Abstract. We study the effect of a moving grid on the stability of the finite difference approximations to the wave equation. We introduce two techniques, which we call “causal reconnection” and “time-symmetric ADI” that together provide efficient, accurate and stable integration schemes for all grid velocities in any number of dimensions.

INTRODUCTION

In the numerical study of wave phenomena it is often necessary to use a reference frame that is moving with respect to the medium in which the waves propagate. In this paper, by studying the simple wave equation, we show that the consistent application to such a problem of two fundamental physical principles — causality and time-reversal-invariance — produces remarkably stable, efficient and accurate integration methods.

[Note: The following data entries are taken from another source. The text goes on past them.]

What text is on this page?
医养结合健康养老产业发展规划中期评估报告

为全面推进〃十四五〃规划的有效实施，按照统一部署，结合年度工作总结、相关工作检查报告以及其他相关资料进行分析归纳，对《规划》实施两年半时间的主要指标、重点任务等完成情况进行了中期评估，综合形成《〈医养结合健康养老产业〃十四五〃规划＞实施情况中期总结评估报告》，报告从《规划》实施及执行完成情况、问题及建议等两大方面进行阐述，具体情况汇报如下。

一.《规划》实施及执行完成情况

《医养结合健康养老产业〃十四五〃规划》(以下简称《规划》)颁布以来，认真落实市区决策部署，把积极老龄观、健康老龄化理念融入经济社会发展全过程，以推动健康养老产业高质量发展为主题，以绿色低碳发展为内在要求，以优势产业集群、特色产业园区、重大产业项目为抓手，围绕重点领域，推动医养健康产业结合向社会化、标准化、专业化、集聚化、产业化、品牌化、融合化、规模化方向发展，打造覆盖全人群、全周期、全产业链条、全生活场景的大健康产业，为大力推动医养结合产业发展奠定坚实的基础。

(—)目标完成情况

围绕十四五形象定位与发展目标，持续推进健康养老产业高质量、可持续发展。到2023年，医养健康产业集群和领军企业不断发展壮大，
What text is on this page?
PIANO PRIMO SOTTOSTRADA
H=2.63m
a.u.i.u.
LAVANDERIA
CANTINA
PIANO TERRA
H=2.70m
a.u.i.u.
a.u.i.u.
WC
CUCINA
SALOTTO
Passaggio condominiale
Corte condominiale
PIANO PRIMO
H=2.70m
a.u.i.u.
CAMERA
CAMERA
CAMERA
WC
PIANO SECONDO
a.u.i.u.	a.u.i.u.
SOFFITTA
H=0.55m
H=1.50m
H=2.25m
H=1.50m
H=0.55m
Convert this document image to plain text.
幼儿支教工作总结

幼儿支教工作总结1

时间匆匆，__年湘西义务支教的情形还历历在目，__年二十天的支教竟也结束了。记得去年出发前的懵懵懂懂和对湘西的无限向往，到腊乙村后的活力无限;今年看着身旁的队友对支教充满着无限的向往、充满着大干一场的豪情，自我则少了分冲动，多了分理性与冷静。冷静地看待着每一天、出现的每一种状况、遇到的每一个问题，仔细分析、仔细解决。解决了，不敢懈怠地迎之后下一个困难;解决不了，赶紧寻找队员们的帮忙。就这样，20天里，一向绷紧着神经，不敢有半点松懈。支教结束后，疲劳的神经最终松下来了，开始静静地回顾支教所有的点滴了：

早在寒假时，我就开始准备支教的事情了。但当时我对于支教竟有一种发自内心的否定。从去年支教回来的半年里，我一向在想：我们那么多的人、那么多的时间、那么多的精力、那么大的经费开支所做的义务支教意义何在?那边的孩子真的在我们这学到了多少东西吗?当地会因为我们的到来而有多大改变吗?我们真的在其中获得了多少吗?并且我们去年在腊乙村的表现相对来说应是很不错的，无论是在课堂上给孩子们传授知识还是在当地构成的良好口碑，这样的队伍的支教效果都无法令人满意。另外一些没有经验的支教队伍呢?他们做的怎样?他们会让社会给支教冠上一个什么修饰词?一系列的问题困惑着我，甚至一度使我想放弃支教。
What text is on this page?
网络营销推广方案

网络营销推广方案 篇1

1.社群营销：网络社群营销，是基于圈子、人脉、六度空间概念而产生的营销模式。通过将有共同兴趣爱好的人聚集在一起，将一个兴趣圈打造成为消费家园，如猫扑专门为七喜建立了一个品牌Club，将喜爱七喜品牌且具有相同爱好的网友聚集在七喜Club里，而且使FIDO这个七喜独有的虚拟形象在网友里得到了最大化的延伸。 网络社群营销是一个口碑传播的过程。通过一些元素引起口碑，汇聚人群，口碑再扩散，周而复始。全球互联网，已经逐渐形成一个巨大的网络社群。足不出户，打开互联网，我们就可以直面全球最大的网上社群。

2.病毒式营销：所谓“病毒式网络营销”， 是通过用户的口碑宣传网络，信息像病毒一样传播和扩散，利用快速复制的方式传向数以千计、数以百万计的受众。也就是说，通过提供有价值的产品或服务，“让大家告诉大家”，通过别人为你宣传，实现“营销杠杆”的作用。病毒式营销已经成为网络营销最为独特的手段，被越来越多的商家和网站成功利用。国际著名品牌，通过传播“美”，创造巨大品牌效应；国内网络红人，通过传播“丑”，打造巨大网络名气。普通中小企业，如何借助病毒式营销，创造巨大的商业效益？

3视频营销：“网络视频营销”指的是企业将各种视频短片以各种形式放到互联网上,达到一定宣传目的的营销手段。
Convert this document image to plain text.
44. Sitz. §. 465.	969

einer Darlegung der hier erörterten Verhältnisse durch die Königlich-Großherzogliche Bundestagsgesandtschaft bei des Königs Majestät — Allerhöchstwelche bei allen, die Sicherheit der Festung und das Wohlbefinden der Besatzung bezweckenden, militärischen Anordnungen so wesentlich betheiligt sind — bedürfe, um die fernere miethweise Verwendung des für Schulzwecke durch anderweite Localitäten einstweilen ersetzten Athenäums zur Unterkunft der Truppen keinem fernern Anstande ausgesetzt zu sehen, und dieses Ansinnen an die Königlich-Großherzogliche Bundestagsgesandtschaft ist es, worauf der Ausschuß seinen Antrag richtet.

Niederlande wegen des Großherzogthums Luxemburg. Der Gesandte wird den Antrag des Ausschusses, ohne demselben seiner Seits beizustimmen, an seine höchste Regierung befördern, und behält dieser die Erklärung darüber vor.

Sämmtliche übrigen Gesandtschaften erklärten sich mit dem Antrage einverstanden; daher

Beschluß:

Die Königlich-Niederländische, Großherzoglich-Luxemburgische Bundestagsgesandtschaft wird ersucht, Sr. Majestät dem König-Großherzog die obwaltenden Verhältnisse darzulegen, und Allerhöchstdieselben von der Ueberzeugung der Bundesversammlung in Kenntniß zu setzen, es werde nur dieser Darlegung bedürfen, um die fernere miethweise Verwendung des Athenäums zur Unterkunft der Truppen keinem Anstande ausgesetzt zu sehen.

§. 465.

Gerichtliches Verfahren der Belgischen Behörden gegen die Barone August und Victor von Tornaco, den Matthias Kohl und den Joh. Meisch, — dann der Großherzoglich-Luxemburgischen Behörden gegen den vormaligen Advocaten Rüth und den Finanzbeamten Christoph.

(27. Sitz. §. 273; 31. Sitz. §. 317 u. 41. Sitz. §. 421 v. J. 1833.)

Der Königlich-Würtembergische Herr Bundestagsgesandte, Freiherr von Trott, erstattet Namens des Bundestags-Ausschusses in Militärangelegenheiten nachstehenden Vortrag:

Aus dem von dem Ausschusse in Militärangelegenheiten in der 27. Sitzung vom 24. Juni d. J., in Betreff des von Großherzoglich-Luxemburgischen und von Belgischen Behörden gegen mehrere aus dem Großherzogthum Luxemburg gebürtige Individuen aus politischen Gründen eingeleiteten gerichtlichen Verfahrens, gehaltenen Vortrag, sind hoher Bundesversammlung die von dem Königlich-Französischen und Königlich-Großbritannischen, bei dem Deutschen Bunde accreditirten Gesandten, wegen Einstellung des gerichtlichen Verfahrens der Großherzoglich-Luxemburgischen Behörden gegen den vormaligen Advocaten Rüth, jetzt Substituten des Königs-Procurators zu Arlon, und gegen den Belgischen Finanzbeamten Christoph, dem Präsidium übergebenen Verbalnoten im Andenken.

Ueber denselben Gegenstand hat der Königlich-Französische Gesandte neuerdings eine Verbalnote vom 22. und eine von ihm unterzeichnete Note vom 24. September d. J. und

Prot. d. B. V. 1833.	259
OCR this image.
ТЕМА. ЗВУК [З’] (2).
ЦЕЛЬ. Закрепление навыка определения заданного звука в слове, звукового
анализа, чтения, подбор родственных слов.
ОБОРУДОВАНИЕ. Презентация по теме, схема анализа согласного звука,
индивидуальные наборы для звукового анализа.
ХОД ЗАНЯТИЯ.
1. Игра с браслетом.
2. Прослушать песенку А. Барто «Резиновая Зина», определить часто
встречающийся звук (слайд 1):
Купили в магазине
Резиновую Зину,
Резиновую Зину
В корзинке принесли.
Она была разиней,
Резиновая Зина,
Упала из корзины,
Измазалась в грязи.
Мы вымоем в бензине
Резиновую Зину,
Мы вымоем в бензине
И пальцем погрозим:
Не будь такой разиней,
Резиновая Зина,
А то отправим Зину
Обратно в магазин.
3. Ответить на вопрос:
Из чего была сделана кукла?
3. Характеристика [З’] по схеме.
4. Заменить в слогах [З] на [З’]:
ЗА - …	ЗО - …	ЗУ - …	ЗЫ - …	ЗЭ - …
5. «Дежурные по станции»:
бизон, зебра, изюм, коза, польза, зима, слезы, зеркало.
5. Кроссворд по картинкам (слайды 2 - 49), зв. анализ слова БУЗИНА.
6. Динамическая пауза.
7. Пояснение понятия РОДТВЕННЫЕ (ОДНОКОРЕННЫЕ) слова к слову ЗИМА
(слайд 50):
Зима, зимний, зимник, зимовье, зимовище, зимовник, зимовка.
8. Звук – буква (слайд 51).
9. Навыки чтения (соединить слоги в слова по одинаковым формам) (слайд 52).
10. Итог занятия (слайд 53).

Our principal motivation for studying these techniques is the development of algorithms for the numerical simulation of moving, interacting black-holes. If we imagine a black hole moving “through” a finite difference grid then some requirements become clear. As the hole moves, grid points ahead of it will fall inside the horizon, while others will emerge on the other side. This requires grids that shift faster than light. Moreover, in situations when the dynamical time scale is large, one would like to be free of the Courant stability condition on time-steps, i.e. one wants to use implicit methods. Full implicit schemes require the inversion of huge sparse matrices. Alternating Direction Implicit (ADI) schemes reduce the computational burden by turning the integration into a succession of one-dimensional implicit integrations.